This paper alarm system quotes, in an integrated manner, of a sequence of results addressing the consequences of the presence of an information steward in an ecosystem under attack and establishes the appropriate defensive investment responses, thus allowing for a cohesive understanding of the nature of the information steward in a variety of attack contexts. We determine the level of investment in information security and attacking intensity when agents react in a non-coordinated manner and compare them to the case of the system’s coordinated response undertaken under the guidance of a steward. We show that only in the most well-designed institutional set-up the presence of the well-informed steward provides for an increase of the system’s resilience to attacks.
In the case in which both the information available to the steward and its policy instruments are curtailed, coordinated policy responses yield no additional benefits to individual agents and in some case they actually compared unfavourably to atomistic responses. The system’s sustainability does improve in the presence of a steward, which deters attackers and reduces the numbers and intensity of attacks. In most cases, the resulting investment expenditure undertaken by the agents in the ecosystem exceeds its Pareto efficient magnitude.
Information produces value for an organization or individual when it improves the solutions to decision-making problems whose outcomes have consequences for their welfare. The information system refers to the entire collection of data sources and related service capabilities both internal and external to the organization that decision makers are required to use. The system is user-centred because it serves the objectives of the organi- zation by providing the information needed to achieve its mission.

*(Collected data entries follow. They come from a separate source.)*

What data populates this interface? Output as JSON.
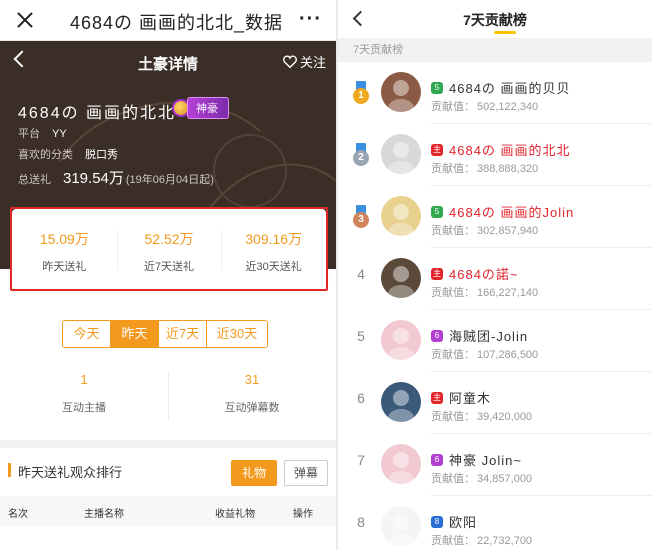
{
  "left": {
    "topbar": {
      "title": "4684の 画画的北北_数据",
      "more": "···"
    },
    "hero": {
      "page_title": "土豪详情",
      "follow_label": "关注",
      "name": "4684の 画画的北北",
      "badge": "神豪",
      "platform_label": "平台",
      "platform_value": "YY",
      "category_label": "喜欢的分类",
      "category_value": "脱口秀",
      "total_label": "总送礼",
      "total_value": "319.54万",
      "since": "(19年06月04日起)"
    },
    "stats": [
      {
        "value": "15.09万",
        "label": "昨天送礼"
      },
      {
        "value": "52.52万",
        "label": "近7天送礼"
      },
      {
        "value": "309.16万",
        "label": "近30天送礼"
      }
    ],
    "periods": [
      {
        "label": "今天",
        "active": false
      },
      {
        "label": "昨天",
        "active": true
      },
      {
        "label": "近7天",
        "active": false
      },
      {
        "label": "近30天",
        "active": false
      }
    ],
    "counts": [
      {
        "value": "1",
        "label": "互动主播"
      },
      {
        "value": "31",
        "label": "互动弹幕数"
      }
    ],
    "ranking": {
      "title": "昨天送礼观众排行",
      "btn_gift": "礼物",
      "btn_danmu": "弹幕",
      "columns": [
        "名次",
        "主播名称",
        "收益礼物",
        "操作"
      ]
    }
  },
  "right": {
    "title": "7天贡献榜",
    "subtitle": "7天贡献榜",
    "value_label": "贡献值：",
    "items": [
      {
        "rank": "1",
        "name": "4684の 画画的贝贝",
        "value": "502,122,340",
        "level": "5",
        "red": false,
        "level_color": "#2fa84f",
        "medal": "gold"
      },
      {
        "rank": "2",
        "name": "4684の 画画的北北",
        "value": "388,888,320",
        "level": "主",
        "red": true,
        "level_color": "#e3232c",
        "medal": "silver"
      },
      {
        "rank": "3",
        "name": "4684の 画画的Jolin",
        "value": "302,857,940",
        "level": "5",
        "red": true,
        "level_color": "#2fa84f",
        "medal": "bronze"
      },
      {
        "rank": "4",
        "name": "4684の諾~",
        "value": "166,227,140",
        "level": "主",
        "red": true,
        "level_color": "#e3232c",
        "medal": ""
      },
      {
        "rank": "5",
        "name": "海贼团-Jolin",
        "value": "107,286,500",
        "level": "6",
        "red": false,
        "level_color": "#b040d0",
        "medal": ""
      },
      {
        "rank": "6",
        "name": "阿童木",
        "value": "39,420,000",
        "level": "主",
        "red": false,
        "level_color": "#e3232c",
        "medal": ""
      },
      {
        "rank": "7",
        "name": "神豪 Jolin~",
        "value": "34,857,000",
        "level": "6",
        "red": false,
        "level_color": "#b040d0",
        "medal": ""
      },
      {
        "rank": "8",
        "name": "欧阳",
        "value": "22,732,700",
        "level": "8",
        "red": false,
        "level_color": "#2a6fd6",
        "medal": ""
      }
    ]
  }
}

The security of such systems is of paramount importance and economic agents are willing to allocate scarce resources in protecting the system when it is threatened. Information systems based almost exclusively on digital technologies are subject to and degraded by cyberattacks, which are initiated and executed remotely. As the subjects of such attacks have no clear means of identifying the initiators and stopping their activities, their main concern is to preserve the system’s functionality in all its dimensions by allocating resources, thus incurring cost, to maintain it at the level of operational capacity required by the organization. More specifically, information security, is conventionally defined as protecting the system’s confidentiality, integrity and availability (CIA).
The aim of this paper is to examine whether the decisions about expenditure/investment in information security should be socially coordinated via a steward or such decisions are better left to individual organizations. The subsequent discussion and models follow closely [1] – [4] , where the proofs elided here may be found. This paper’s contribution lies in the integration of a dispersed body of work addressing the issues regarding the co- ordination of investment in information security. Whilst the problems of sustainability and resilience have been addressed separately, combining them in a single theoretical framework provides for a clear appreciation of the policy issues emerging from public co-ordination.
Related organizational issues have been examined by [5] . There is no generally accepted scientific definition of the concept of stewardship. In more general terms, stewardship is an ethic guiding the allocation and management of some of the participants’ resources in an ecosystem (household, common interest community, commercial firm, etc.) in order to sustain and protect the ecosystem, rather than the welfare maximization of individual agents, in the presence of anticipated and unanticipated shocks. The steward will be part of the ecosystem itself and can emerge either from internal or external forces.